Als großer Freund indischer Musik habe ich vor einiger Zeit entdeckt, dass es in den 70ern und 80ern so eine Art inidischen Italo-Disco gab. Eine teilweise sehr krude Mischung aus Bollywood, traditionellen Percussion-Grooves und völlig enthemmt eingesetzter Elektronik.

Ein für ungeübte westliche Ohren erträglicher indischer Elektroniker, der mir im Netz begegnete, ist Charanjith Singh, der sogar Acid-artiges nach Raga-Regeln komponierte. Wenn man den Namen z.B. mal bei Spotify eingibt und weitersurft stößt man schnell auf viele witzige Sachen.

Beispiel:


https://youtu.be/kFrKHLjZtSM
 
Schon Ende der 60er wurden Synthesizer überall hin auf dieser Welt verkauft und es wurde auch elektronische Musik damit gemacht.
Wir haben das hier nur nicht mitbekommen, weil es nicht so kommerziell erfolgreich war, wie TD oder KW.
 
Wir haben das hier nur nicht mitbekommen, weil es nicht so kommerziell erfolgreich war, wie TD oder KW.
Wer weiß, wie erfolgreich in Indien die Dinge sind und waren? Wir haben hier bei uns ja eine sehr eingeschränkte Sicht auf die Welt.

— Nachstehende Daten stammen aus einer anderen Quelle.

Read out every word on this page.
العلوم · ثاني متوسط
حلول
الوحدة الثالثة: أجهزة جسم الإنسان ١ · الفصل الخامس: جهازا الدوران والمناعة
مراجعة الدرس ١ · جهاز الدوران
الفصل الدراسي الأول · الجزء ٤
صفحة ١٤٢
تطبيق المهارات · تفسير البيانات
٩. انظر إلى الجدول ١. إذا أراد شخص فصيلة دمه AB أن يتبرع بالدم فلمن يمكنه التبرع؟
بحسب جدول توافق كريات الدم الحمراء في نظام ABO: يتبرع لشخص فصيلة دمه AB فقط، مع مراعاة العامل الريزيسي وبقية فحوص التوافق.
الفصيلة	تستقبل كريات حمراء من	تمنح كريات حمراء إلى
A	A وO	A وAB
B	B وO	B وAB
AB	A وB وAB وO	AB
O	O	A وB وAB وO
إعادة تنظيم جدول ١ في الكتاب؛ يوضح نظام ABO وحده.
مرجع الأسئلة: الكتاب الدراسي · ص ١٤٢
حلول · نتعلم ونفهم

Ich schaue zum Beispiel gerne ein indisches Kulturmagazin auf YT (NewsX Art Talk). Da werden klassische und moderne indische Künstler interviewt, die bei uns kein Mensch kennt, die dort aber Berühmtheiten sind. Ich bin immer wieder fasziniert davon, wie raffiniert diese Kultur ist.

Zudem dilettiere ich an der Tabla und meine derzeitige Lieblingsapp ist TaalMala.
Dadurch habe ich angefangen YT-Tutorials zu schauen und bin mit offenen Ohren auf eine ganz neue Welt getroffen. Mittlerweile verstehe ich durch die Percussion-Videos von meinem „Gurudjee“ fast schon fließend Tamil! :)

Faszination Musik als universelle Sprache und unendliche Inspirationsquelle...
 
Wer weiß, wie erfolgreich in Indien die Dinge sind und waren? Wir haben hier bei uns ja eine sehr eingeschränkte Sicht auf die Welt.
Na, die Sendung sagt ja sehr deutlich, dass das in Indien überhaupt nicht erfolgreich war.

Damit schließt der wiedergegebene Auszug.